Dáil debates

Thursday, 30 November 2006

Multilateral Carbon Credit Fund: Motion

 

12:00 pm

Photo of Eamon RyanEamon Ryan (Dublin South, Green Party)

I wish to share time with Deputies Finian McGrath and Ó Snodaigh.

I support the Kyoto Protocol and the flexible mechanisms contained within it. However, we must be careful and cautious about how we use these mechanisms. There is a concern that some of the clean development mechanisms could be used in a way that does not lead to real reduction; they must relate to reductions that otherwise would not have occurred. Of the several hundred such mechanisms that have been developed, only two relate to Africa. While that mechanism was supposed to help the poor, it is not doing so. Like some of the other joint implementation mechanisms, it is taking up the easy carbon reductions that occurred in the early 1990s when the economies collapsed in former Soviet-bloc countries. That is what we are doing. We are in a state of denial on climate change. This is the equivalent of a mid-morning shot of vodka for the Government to get us through the day.
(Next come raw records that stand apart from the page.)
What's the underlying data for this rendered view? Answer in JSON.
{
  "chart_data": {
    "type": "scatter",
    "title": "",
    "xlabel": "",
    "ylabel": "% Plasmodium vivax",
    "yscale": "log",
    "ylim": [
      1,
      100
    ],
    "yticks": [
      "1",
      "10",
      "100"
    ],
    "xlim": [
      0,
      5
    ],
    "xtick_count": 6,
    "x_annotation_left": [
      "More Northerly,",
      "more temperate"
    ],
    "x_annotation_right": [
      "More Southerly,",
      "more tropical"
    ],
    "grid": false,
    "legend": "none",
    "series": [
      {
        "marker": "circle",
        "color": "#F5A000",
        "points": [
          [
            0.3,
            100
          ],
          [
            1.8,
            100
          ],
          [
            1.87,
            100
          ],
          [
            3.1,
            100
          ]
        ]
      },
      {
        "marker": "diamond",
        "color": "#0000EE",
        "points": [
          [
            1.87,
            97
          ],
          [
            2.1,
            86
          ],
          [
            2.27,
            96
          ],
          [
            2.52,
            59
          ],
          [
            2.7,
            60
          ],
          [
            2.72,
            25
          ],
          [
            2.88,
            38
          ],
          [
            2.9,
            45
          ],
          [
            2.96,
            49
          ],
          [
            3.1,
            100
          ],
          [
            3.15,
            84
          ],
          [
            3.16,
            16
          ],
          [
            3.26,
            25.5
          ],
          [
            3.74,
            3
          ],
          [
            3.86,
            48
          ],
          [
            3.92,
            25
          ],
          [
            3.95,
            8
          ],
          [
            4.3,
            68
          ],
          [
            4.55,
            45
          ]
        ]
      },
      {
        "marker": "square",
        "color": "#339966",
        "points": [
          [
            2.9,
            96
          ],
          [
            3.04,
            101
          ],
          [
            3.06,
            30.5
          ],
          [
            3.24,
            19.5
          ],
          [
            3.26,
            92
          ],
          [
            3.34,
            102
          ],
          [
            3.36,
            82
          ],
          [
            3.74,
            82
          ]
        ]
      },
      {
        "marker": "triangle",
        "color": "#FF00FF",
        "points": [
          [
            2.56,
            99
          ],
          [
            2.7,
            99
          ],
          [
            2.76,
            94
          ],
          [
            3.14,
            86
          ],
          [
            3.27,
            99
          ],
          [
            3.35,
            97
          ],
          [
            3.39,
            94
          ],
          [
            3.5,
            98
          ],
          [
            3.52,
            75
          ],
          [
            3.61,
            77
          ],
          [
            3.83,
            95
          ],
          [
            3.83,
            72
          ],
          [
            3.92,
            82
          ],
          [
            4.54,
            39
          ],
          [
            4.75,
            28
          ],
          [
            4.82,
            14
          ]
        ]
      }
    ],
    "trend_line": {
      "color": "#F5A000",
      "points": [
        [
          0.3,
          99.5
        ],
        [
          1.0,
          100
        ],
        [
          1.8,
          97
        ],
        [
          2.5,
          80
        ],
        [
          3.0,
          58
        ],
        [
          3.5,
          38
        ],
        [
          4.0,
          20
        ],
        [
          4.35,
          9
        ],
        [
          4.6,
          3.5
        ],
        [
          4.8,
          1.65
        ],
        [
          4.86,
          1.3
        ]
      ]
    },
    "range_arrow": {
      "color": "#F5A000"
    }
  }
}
I am concerned about these flexible mechanisms because they take time to get right. These are due to come into operation at the end of 2008, but we are only now starting to examine investment in projects that, because of their nature, take years to set up, monitor and process. We are coming to this incredibly late.

We must think beyond the Kyoto target of 2012. The Minister knows that the real debate is on what comes next. The European Union has said that it is to reduce emissions by 2020 by at least 15% below 1990 levels, and the Taoiseach has supported that. We know that our emissions in 2010 will be approximately 30% above the 1990 level. We are effectively seeking a 45% cut in ten years. It will be incredibly expensive for Ireland to buy its way out of this problem. It will not be the €500 million over three years that Deputy Gilmore talked about, it will be €500 million per year.

To meet our targets we must start changing now. Every single investment decision we make must be carbon proofed. Every road programme must be questioned and every energy policy must be changed. We must realise that turning this State around by 180 degrees in a new direction is the only way we will meet this challenge. The Government is being dishonest in that regard. It is dishonest when it lauds the supposed reduction in recent years from 27% to 23% as a real achievement. The Minister knows that only reason for this reduction was a statistical change in the base year and the closure of a number of factories, including IFI, Irish Steel and others. We must start by being honest about what is happening.